The platform has long removed content that glorifies or promotes eating disorders, and YouTube community guidelines will now also ban content that features behaviors such as purging after eating or extreme calorie counting. that risky users might be inspired to emulate. For videos that exhibit such “imitable behavior” as part of recovery, YouTube will allow the content to remain on the site but limit it to users logged in to the site and over 18 years of age.
The policy changes, developed in consultation with the National Eating Disorder Association and other nonprofits, are intended to ensure “that YouTube creates space for recovery and community resources, while continuing to protect our viewers. “, YouTube’s global head of healthcare, Garth Graham, told CNN. a meeting.
“We’re thinking about how to thread the needle in terms of conversations and critical information that people might have,” Graham said, “allowing people to hear stories about recovery and allowing people of hearing educational information, but also realizing that posting this information…can also act as a trigger.”

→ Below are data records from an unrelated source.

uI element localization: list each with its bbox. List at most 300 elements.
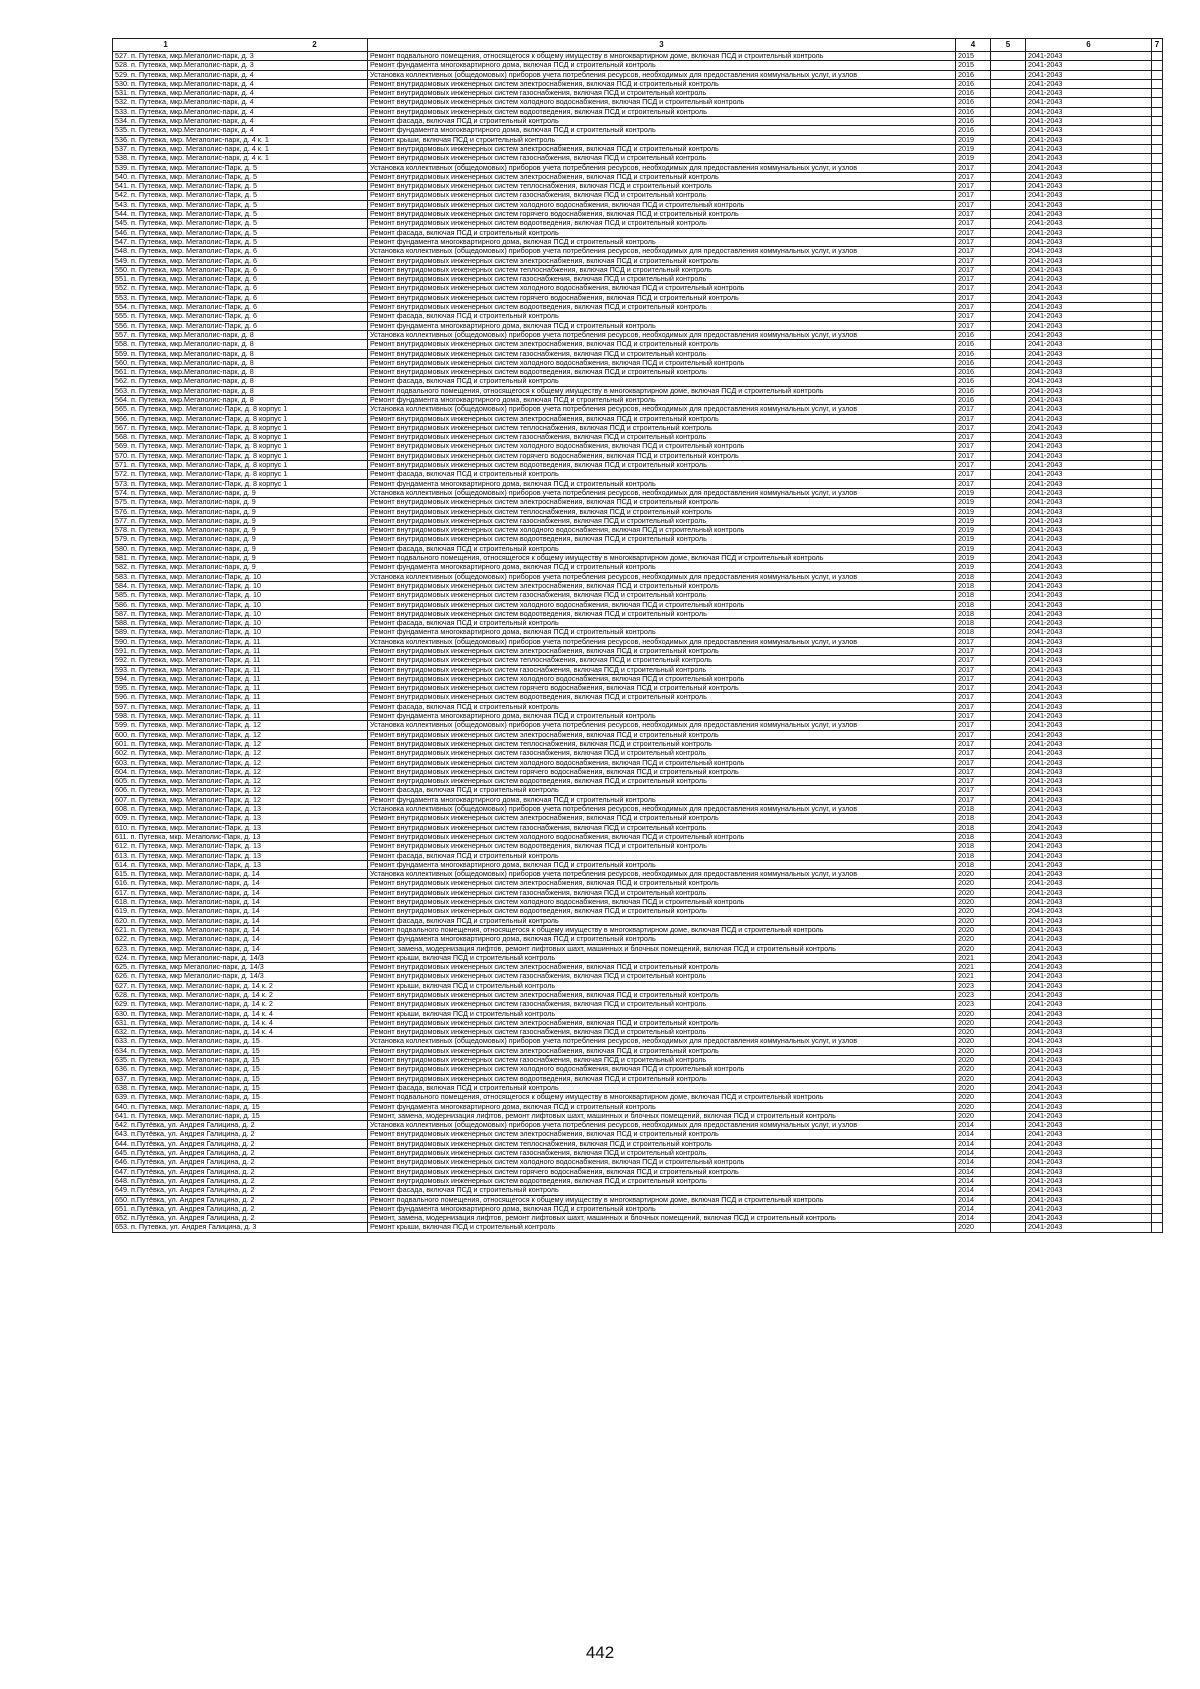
- address: п. Путевка, мкр. Мегаполис-Парк, д. 11: [131, 674, 261, 683]
- work-description-cell: Ремонт фундамента многоквартирного дома, включая ПСД и строительный контроль: [368, 126, 956, 135]
- row-number: 546.: [115, 228, 129, 237]
- col-5-cell: [991, 693, 1026, 702]
- table-row: [113, 656, 1163, 665]
- address: п. Путевка, мкр. Мегаполис-Парк, д. 10: [131, 609, 261, 618]
- address-cell: [113, 526, 368, 535]
- address: п. Путевка, мкр. Мегаполис-парк, д. 9: [131, 534, 256, 544]
- address: п. Путевка, мкр. Мегаполис-парк, д. 15: [131, 1074, 260, 1083]
- address: п. Путевка, мкр. Мегаполис-Парк, д. 13: [131, 860, 261, 869]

The changes come as social media platforms have come under increased scrutiny for their effects on the mental health of users, especially young people. In 2021, lawmakers called out Instagram and YouTube for promoting accounts featuring content depicting extreme weight loss and dieting for young users. And TikTok has come under fire from an online safety group who claimed the app served teens with content related to eating disorders (although the platform pushed back the search). ). They also track several updates from YouTube in recent years about how it handles misinformation about medical issues like abortion and vaccines.
In addition to removing or age-restricting some videos, YouTube plans to add panels pointing viewers to crisis resources under eating disorder-related content in nine countries, with plans to expand. to other areas. And when a creator’s video is taken down for violating its eating disorder policy, Graham said YouTube will send them resources on how to create content that is less likely to harm other viewers.
As with many social media policies, however, the challenge is often not to introduce it but to enforce it, a challenge YouTube might face in discerning which videos are, for example, recovery-friendly. YouTube said it will roll out the policy’s enforcement globally in the coming weeks and plans to use both human and automated moderation to review videos and their context.
“These are complicated, societal public health (problems),” Graham said, “I never want to profess perfection, but to understand that we have to be proactive, we have to be thoughtful…it took a while to get there there because we wanted to articulate a process that had different layers and understand the challenges.”